Considering that the sensitivity analysis is an important step in each ML project, this paper studies the sensitivity of the top two models against the elimination of different features. Hence, at each step, one feature is eliminated and models are trained on the rest of the features. Obtained values of R2 score are presented in Table 6. Results indicate that the most important features affecting the results are H/P, upstream slope and downstream slope. It should be noted that elimination of Reynolds number has increased the accuracy of CatB model to R2 = 0.994 while it has reduced Cd values.
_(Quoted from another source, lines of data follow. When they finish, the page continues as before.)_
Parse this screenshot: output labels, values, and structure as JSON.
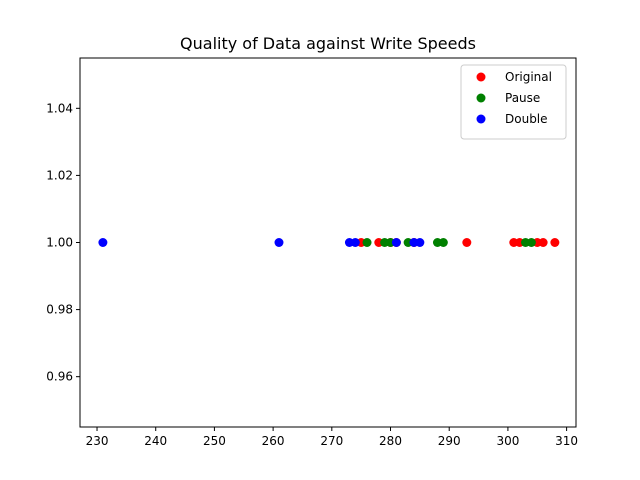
{
  "chart_data": {
    "type": "scatter",
    "title": "Quality of Data against Write Speeds",
    "xlabel": "",
    "ylabel": "",
    "xlim": [
      227.1,
      311.6
    ],
    "ylim": [
      0.945,
      1.055
    ],
    "xticks": [
      230,
      240,
      250,
      260,
      270,
      280,
      290,
      300,
      310
    ],
    "yticks": [
      0.96,
      0.98,
      1.0,
      1.02,
      1.04
    ],
    "xtick_labels": [
      "230",
      "240",
      "250",
      "260",
      "270",
      "280",
      "290",
      "300",
      "310"
    ],
    "ytick_labels": [
      "0.96",
      "0.98",
      "1.00",
      "1.02",
      "1.04"
    ],
    "grid": false,
    "legend_position": "top-right",
    "series": [
      {
        "name": "Original",
        "color": "#ff0000",
        "points": [
          {
            "x": 275,
            "y": 1.0
          },
          {
            "x": 278,
            "y": 1.0
          },
          {
            "x": 280,
            "y": 1.0
          },
          {
            "x": 281,
            "y": 1.0
          },
          {
            "x": 284,
            "y": 1.0
          },
          {
            "x": 293,
            "y": 1.0
          },
          {
            "x": 301,
            "y": 1.0
          },
          {
            "x": 302,
            "y": 1.0
          },
          {
            "x": 305,
            "y": 1.0
          },
          {
            "x": 306,
            "y": 1.0
          },
          {
            "x": 308,
            "y": 1.0
          }
        ]
      },
      {
        "name": "Pause",
        "color": "#008000",
        "points": [
          {
            "x": 276,
            "y": 1.0
          },
          {
            "x": 279,
            "y": 1.0
          },
          {
            "x": 280,
            "y": 1.0
          },
          {
            "x": 283,
            "y": 1.0
          },
          {
            "x": 288,
            "y": 1.0
          },
          {
            "x": 289,
            "y": 1.0
          },
          {
            "x": 303,
            "y": 1.0
          },
          {
            "x": 304,
            "y": 1.0
          }
        ]
      },
      {
        "name": "Double",
        "color": "#0000ff",
        "points": [
          {
            "x": 231,
            "y": 1.0
          },
          {
            "x": 261,
            "y": 1.0
          },
          {
            "x": 273,
            "y": 1.0
          },
          {
            "x": 274,
            "y": 1.0
          },
          {
            "x": 281,
            "y": 1.0
          },
          {
            "x": 284,
            "y": 1.0
          },
          {
            "x": 285,
            "y": 1.0
          }
        ]
      }
    ]
  }
}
Table 6 R2 values resulted from sensitivity analysis of model results to features

Conclusion

The current study makes use of some the well-known machine learning techniques such as Support vector machines, Decision trees(DT) and Random Forest (RF) models, as well as the stacking ensemble technique and three different Boosting ensemble models, including Gradient Boosting Decision Trees (GBDT), Extreme gradient Boosting model (XGB), and the more recent CatBoost model in order to evaluate the effectiveness of these models in estimation of the discharge coefficient (Cd) and the through-flow discharge ratio( Qin/Qt) of broad-crested gabion weirs. A total of 368 data points from literature were extracted and used to train and evaluate the model's accuracy. The Bayesian optimization framework as well as the recursive feature elimination analysis are combined in order to improve the accuracy of the utilized ML models. Results indicate that the weakest performance with R2 = 0.82 and 0.865 was obtained using the DT model to estimate the discharge coefficient and through flow discharge. The use of the stacking model improved the accuracy of base models to R2 = 0.9643 and 0.978 for estimation of Cd and Qin/Qt, respectively. The maximum accuracy for estimating the discharge coefficient was achieved from the CatBoost model with R2 = 0.982, MAE = 0.0126, and MSE = 0.00033. All boosting strategies produced accuracies higher than R2 = 0.962 in terms of both the Cd and Qin/Qt estimation. Utilizing a sensitivity analysis for the top two models of XGBoost and CatBoost, a slight increase in performance of models was identified in terms of estimation of Qin/Qt ratio. While estimating the Qin/Qt values, CatBoost has outperformed other models including XGBOOst slightly with R2 = 0.994 against 0.922 of XGboost model. Yet, the distribution of error residuals obtained from XGBoost is slightly better distributed, showing a slightly better performance in the model's generalisation.